Aretha (really, no last name needed) executive-produced “A Woman Falling Out of Love” and produced most of the tracks herself. Never one for restraint, she piles on the strings and keyboards, matching her multi-octave melismas with lavish instrumentation. “A Woman Falling Out of Love” is like a gourmet Sunday brunch buffet, overflowing with opulent deliciousness — indulgent, fattening, sugary, and just in time for Mother’s Day.

Franklin pours it all on the opening track “How Long I’ve Waited”: strings over synths over operatic overstatement. But she gets gritty by the next track’s ode to B.B. King, her Big Mama Thornton howl echoed by swinging horns. She scats like Ella on “U Can’t See Me” and praises the Lord with all the magnificence of Mahalia on “Faithful” (a duet with Karen Clark-Sheard). Aretha is truly, as Rolling Stone recently named her, the greatest singer of all time.

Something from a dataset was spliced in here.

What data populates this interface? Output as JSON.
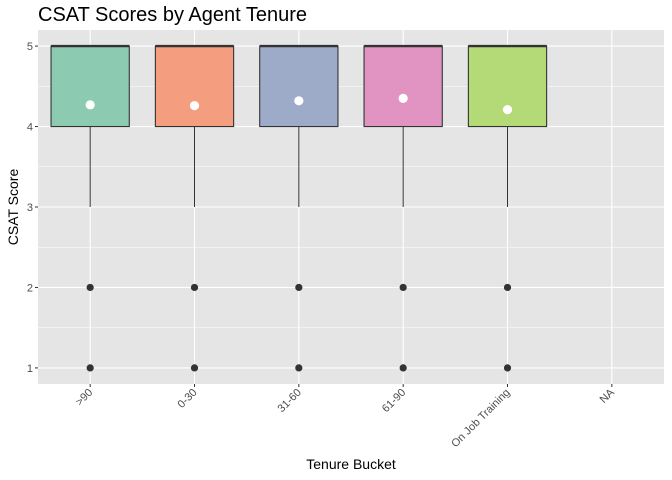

Her taste, well, as we all know from that inauguration hat, that’s another matter. (“A Woman Falling” includes her presidential rendition of “My Country ‘Tis of Thee.”) Aretha has long added a second title to her name: the queen of smooth. Tracks like the über-schmaltzy cover of “The Way We Were,” with Ron Isley, will play well on soft jazz stations. Her chatty, inspirational, girl-talk liner notes — signed “Ree Ree” — cater to Oprah’s crowd. Forgive her her bourgeois affectations; I’ll welcome a “New Day” with Aretha any time.